In their place come new faces, fresh legs and young cricketers trying to make a mark. One strong thread remains between the two, and that's Zaheer Khan, whose role remains crucial even as the whites give way to coloured clothes.
In a series dominated by two local spinners, Zaheer's figures are less than flattering. To be fair to Zaheer, though, his performance over the course of the three Tests was strong, sincere and mature.
He needed to show that the injuries that have caused him to be in and out of the team were behind him.
Although he got through a spell of moderate success with the Bangalore IPL team, the heel injury that has plagued him, flared up and he was forced to miss the tri-series in Bangladesh and the Asia Cup in Pakistan.
In a way this worked out well for Zaheer, who trained at the National Cricket Academy in Bangalore and underwent an extensive physical rehabilitation program under the watchful eyes of trainers and physiotherapists.
Also, Anil Kumble, the Test captain, and not part of the one-day unit, was at hand to witness the work Zaheer had put in.
Sufficiently impressed, Kumble backed Zaheer for the Sri Lanka Tests, even though Nitin Patel, the physio, recommended that Zaheer play a couple of three- or four-day matches before returning to international duty.
Zaheer repaid the faith Kumble had placed in him, providing early breakthroughs and bowling more overs than you would expect from a strike bowler.
He totalled 92 overs for 8 wickets, but you have to look past the numbers for a moment.
Ishant Sharma bowled with genuine pace and fire, as you would expect from a youngster, but it was Zaheer as the experienced war-horse who set the tone.
While Zaheer has always had the ability to bowl genuinely wicket-taking deliveries, he has not always been as professional as you would expect from a top-flight sportsman.
His weight had been up and down and his fitness levels not always high enough for him to sustain pace and hostility over extended spells.
Being dropped from the Indian team sent Zaheer to county cricket and it was there that a lasting transformation occurred.
Today, no one can accuse Zaheer of not putting in the hard yards required in preparation.

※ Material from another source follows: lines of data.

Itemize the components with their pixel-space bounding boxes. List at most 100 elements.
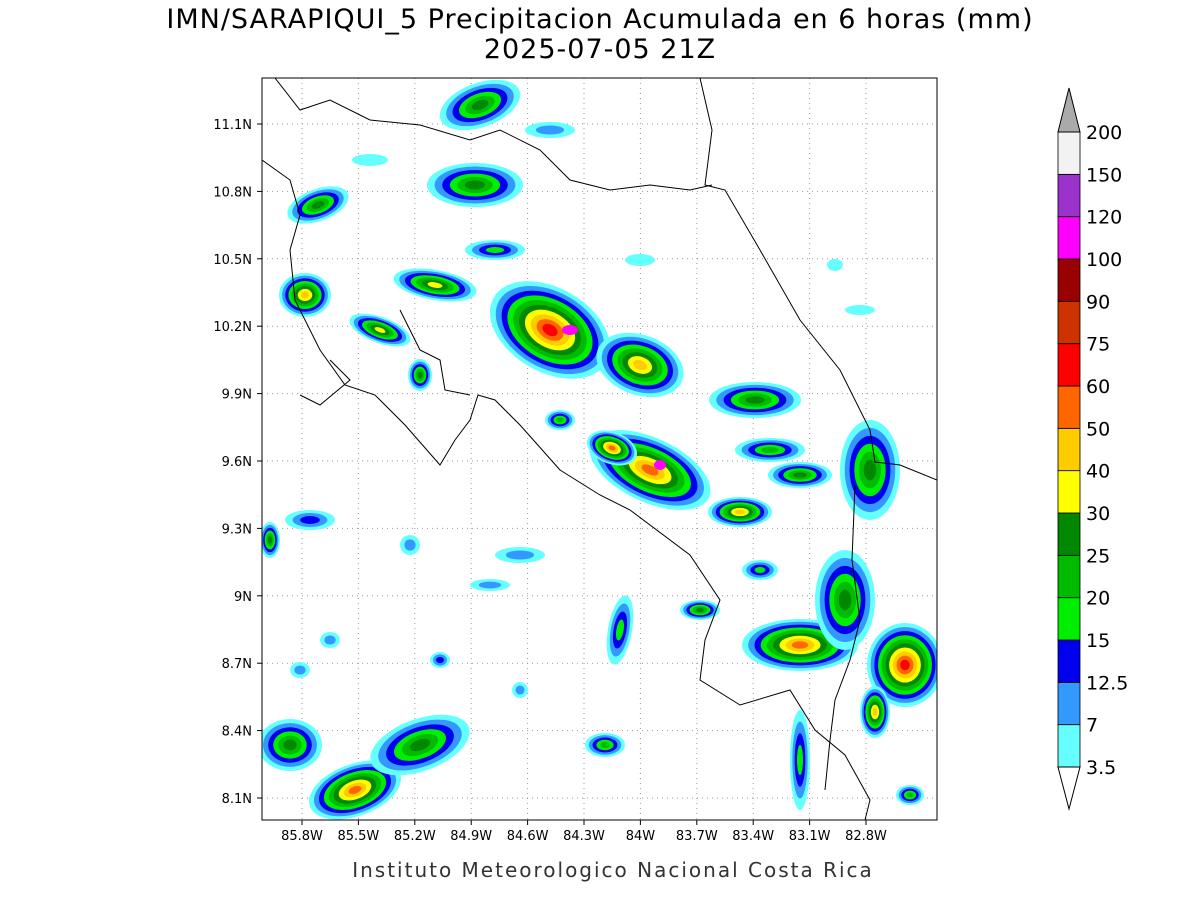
lat-label: 9.6N — [222, 455, 252, 470]
rain-cell — [535, 125, 565, 135]
lat-label: 9N — [234, 590, 252, 605]
rain-cell — [294, 665, 306, 675]
rain-cell — [633, 359, 647, 371]
colorbar-segment — [1057, 724, 1081, 768]
colorbar-label: 120 — [1086, 207, 1122, 229]
lat-label: 8.4N — [222, 725, 252, 740]
rain-cell — [625, 254, 655, 266]
footer: Instituto Meteorologico Nacional Costa R… — [352, 858, 874, 882]
rain-cell — [374, 327, 386, 333]
lat-label: 8.7N — [222, 657, 252, 672]
rain-cell — [641, 464, 659, 476]
coastlines — [262, 78, 937, 820]
lat-label: 9.3N — [222, 522, 252, 537]
precipitation-field — [262, 79, 937, 820]
lat-label: 11.1N — [213, 118, 252, 133]
coastline — [299, 359, 351, 406]
lat-label: 10.8N — [213, 185, 252, 200]
colorbar-segment — [1057, 470, 1081, 514]
colorbar-segment — [1057, 681, 1081, 726]
rain-cell — [863, 459, 877, 481]
rain-cell — [761, 447, 779, 453]
rain-cell — [608, 445, 616, 451]
rain-cell — [471, 99, 489, 111]
rain-cell — [695, 607, 705, 613]
rain-cell — [505, 550, 535, 560]
colorbar-label: 100 — [1086, 249, 1122, 271]
rain-cell — [267, 536, 273, 544]
colorbar-label: 40 — [1086, 461, 1110, 483]
border — [274, 78, 713, 191]
lon-label: 83.4W — [732, 829, 774, 844]
rain-cell — [734, 509, 746, 515]
rain-cell — [465, 180, 485, 190]
lon-label: 84.9W — [450, 829, 492, 844]
rain-cell — [906, 792, 914, 798]
lat-label: 10.2N — [213, 320, 252, 335]
rain-cell — [283, 739, 297, 751]
coastline — [262, 159, 871, 820]
colorbar-over — [1057, 87, 1081, 133]
rain-cell — [311, 201, 325, 209]
colorbar-segment — [1057, 343, 1081, 387]
lat-label: 10.5N — [213, 253, 252, 268]
rain-cell — [485, 246, 505, 254]
colorbar-segment — [1057, 554, 1081, 599]
rain-cell — [300, 291, 310, 299]
coastline — [699, 78, 937, 481]
rain-cell — [615, 619, 625, 641]
colorbar-under — [1057, 766, 1081, 811]
colorbar-label: 90 — [1086, 291, 1110, 313]
rain-cell — [791, 641, 809, 649]
colorbar-segment — [1057, 173, 1081, 218]
colorbar-label: 15 — [1086, 630, 1110, 652]
lon-label: 83.1W — [789, 829, 831, 844]
colorbar-label: 25 — [1086, 545, 1110, 567]
colorbar-label: 7 — [1086, 715, 1098, 737]
colorbar-label: 20 — [1086, 588, 1110, 610]
lat-label: 9.9N — [222, 388, 252, 403]
subtitle: 2025-07-05 21Z — [484, 34, 716, 65]
colorbar-segment — [1057, 258, 1081, 302]
rain-cell — [872, 707, 878, 717]
axis-labels: 11.1N 10.8N 10.5N 10.2N 9.9N 9.6N 9.3N 9N 8.7N 8.… — [213, 118, 887, 844]
colorbar-segment — [1057, 512, 1081, 556]
lon-label: 84.6W — [507, 829, 549, 844]
rain-cell — [654, 460, 666, 470]
rain-cell — [300, 516, 320, 524]
rain-cell — [900, 659, 910, 671]
colorbar-segment — [1057, 216, 1081, 260]
colorbar-label: 50 — [1086, 418, 1110, 440]
rain-cell — [754, 566, 766, 574]
lon-label: 85.2W — [394, 829, 436, 844]
rain-cell — [745, 396, 765, 404]
rain-cell — [478, 581, 502, 589]
rain-cell — [436, 656, 444, 664]
rain-cell — [796, 744, 804, 776]
rain-cell — [542, 323, 558, 337]
lon-label: 85.8W — [281, 829, 323, 844]
lon-label: 85.5W — [337, 829, 379, 844]
colorbar-label: 150 — [1086, 164, 1122, 186]
colorbar-label: 3.5 — [1086, 757, 1116, 779]
rain-cell — [845, 305, 875, 315]
colorbar-label: 75 — [1086, 334, 1110, 356]
rain-cell — [404, 539, 416, 551]
lon-label: 83.7W — [676, 829, 718, 844]
rain-cell — [793, 472, 807, 478]
coastline — [399, 309, 471, 396]
rain-cell — [417, 371, 423, 379]
colorbar-segment — [1057, 639, 1081, 683]
colorbar-label: 30 — [1086, 503, 1110, 525]
colorbar-label: 12.5 — [1086, 672, 1128, 694]
colorbar: 3.5 7 12.5 15 20 25 30 40 50 60 75 90 100 120 150 200 — [1057, 87, 1128, 811]
rain-cell — [324, 635, 336, 645]
rain-cell — [827, 259, 843, 271]
rain-cell — [515, 685, 525, 695]
colorbar-label: 60 — [1086, 376, 1110, 398]
rain-cell — [409, 738, 431, 752]
rain-cell — [352, 154, 388, 166]
colorbar-segment — [1057, 427, 1081, 472]
colorbar-segment — [1057, 300, 1081, 345]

If proof was needed that Zaheer was a changed man it came in the final Test, when Ishant keeled over with a glut (buttock) injury. With Ishant hobbing off the park, not to return to bowl in the game, India had lost a quarter of their specialist bowling options.
Zaheer then had to bowl for more than one person and he did so admirably.
Sometimes bowling spells as long as eight overs, Zaheer had to strike a balance between conserving runs and prising out wickets. It was here that his experience came to the fore.
If that did not convince you that Zaheer had now graduated to being one of the senior members of the team, someone who shouldered responsibility willingly, it came when Zaheer fashioned a 51-run last-wicket partnership with Ishant, thoroughly embarrassing the batsmen who came before him and failed quite comprehensively.
Zaheer is no mug with the bat, and boasts the highest score for a No. 11 in Tests, 75, but his usual method is to throw bat at ball with great gusto rather than hang around and accumulate runs.
Although Mahendra Singh Dhoni has a few fast bowling options to choose from in the ODIs, India need a strong performance from Zaheer.
Already well acclimatised, Zaheer will take the new ball and the tone for India's bowling effort.
In Sri Lanka, where scores in ODIs are often on the lower side, how a team starts of can prove to be crucial.